When Raghu is found again by his family after a few days, he has had a transformation. With the potter's words still resonating in his heart he greets his mother again but this time with a fragile and new understanding of the world he lives in. The play closes with these moving lines from a poem, "Abhi main ghoomne gaya hu lambi sair par, laut kar wahin aaunga apne ped pe."

The entire play is peppered with poems that speak of the special state of childhood in one way or another. The poetic tone is maintained through the staging with a well-judged instinct for combining the external reality with the personal and the intimate. One of the most attractive things about the play is the autobiographical strain which gives its characters a subtle veracity. We empathise with the incidents taking place in a type of small town context familiar to readers of Hindi literature of the last several decades where shades of the village, kasbah, mofussil town and mohalla meet. The easy cadences and rhythm of the language make us receptive to the narrative, setting our imaginations free and allowing us to inhabit the world of its characters.

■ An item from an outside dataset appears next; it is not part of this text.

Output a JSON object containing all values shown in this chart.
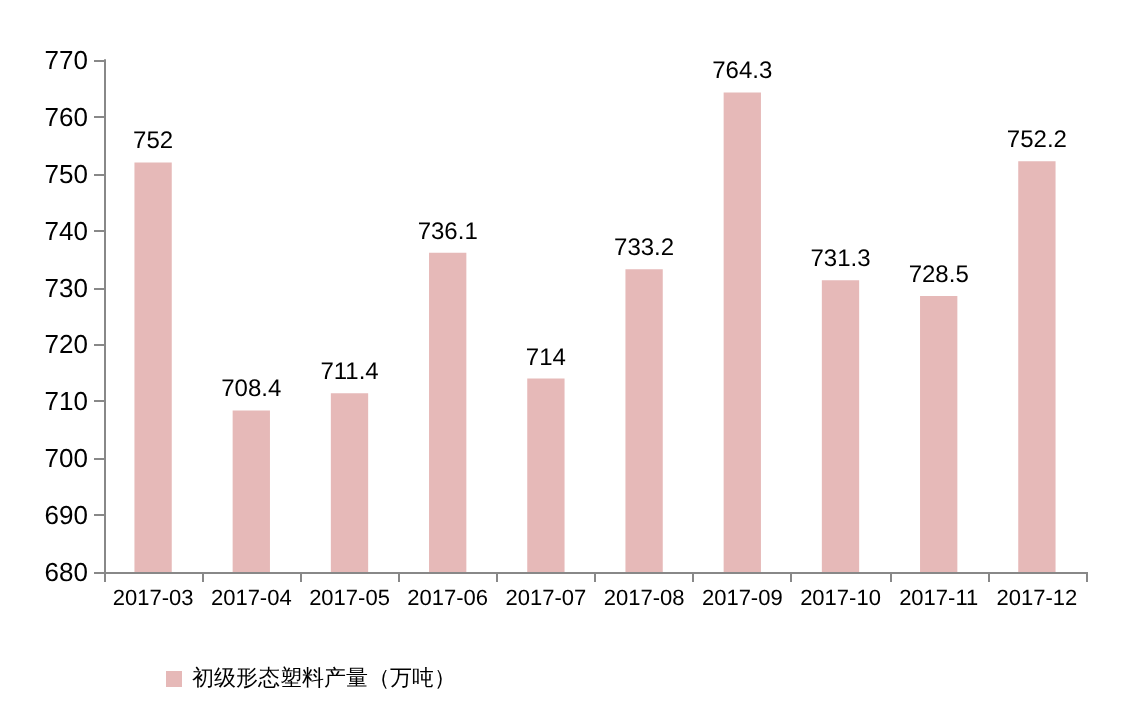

This feeling extends from the opening moments of the play when the actress who plays the mother (Gouri Dutt) walks on to a stage with magical dappled lights to perform a poem. She touches on familiar events from everyday life ending each line with the refrain, "kya tum dekh sakte ho". As she moves softly on stage she appeals to the wide-eyed wonder of a child's mind. Her lines mix up the poetic with the mundane as she speaks of the night slipping in on a scooter. She also brings in the indicator, silencer and smoke from the scooter into the arc of her poem and performance, invoking the shades of a hometown and its remembered warmth. The poetic content in the rest of the play is reinforced when a character, unrelated to the main action of the play, strolls in at critical junctures to read poetry. A poem on childhood reads, "bus ladi sawaal ki jalti hai, dhua bawalo ka uthta hai..."

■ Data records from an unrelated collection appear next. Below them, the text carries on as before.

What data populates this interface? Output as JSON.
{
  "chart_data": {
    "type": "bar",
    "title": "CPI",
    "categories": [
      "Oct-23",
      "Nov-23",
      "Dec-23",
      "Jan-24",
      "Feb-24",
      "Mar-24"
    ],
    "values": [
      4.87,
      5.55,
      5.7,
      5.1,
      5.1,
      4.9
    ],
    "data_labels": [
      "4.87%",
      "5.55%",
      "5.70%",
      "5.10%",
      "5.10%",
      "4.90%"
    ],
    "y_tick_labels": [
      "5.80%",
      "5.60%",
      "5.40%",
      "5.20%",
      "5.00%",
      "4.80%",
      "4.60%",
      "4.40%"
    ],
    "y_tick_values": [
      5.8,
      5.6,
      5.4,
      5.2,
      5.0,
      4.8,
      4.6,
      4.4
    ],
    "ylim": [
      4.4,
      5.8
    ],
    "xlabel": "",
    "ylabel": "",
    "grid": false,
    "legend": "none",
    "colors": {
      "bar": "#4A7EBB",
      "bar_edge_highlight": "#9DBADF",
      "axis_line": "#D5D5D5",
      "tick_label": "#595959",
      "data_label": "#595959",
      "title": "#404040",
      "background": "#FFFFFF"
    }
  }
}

To invoke the era of TV series like Shaktimaan and television's ability to cannibalise attention so completely that the streets of a small town can achieve a perfect stillness, here is another poem..."jab tv chalta hai aur kuch nahi chalta, aankho ki putli ruk jaati hai". Among the characters who give the play texture are the squabbling grandmothers, well performed by Trisha Kale and Trimala Adhikari, though at times their encounters tend to get slightly exaggerated.

But perhaps because this living intimate quality of the Hindi used in the play is also part of the experience of migration from a distant hometown to a big anonymous city like Mumbai, it comes with the inherent dangers of romanticising a particular past and place. Viewing BAAWLA as a contemporary Hindi play today, there is sometimes an apprehension of being locked into a landscape where time has not moved. The script occasionally gives us the disquieting feeling that the kind of primal innocence invoked in the narrative, might, in part, be a construct.

But despite these questions, BAAWLA's emotional pitch and truthfulness are never in doubt and it remains a story narrated with uncommon honesty. For a first production that is a fine achievement.

*Devina Dutt is a Mumbai based arts writer who writes regularly for The Hindu.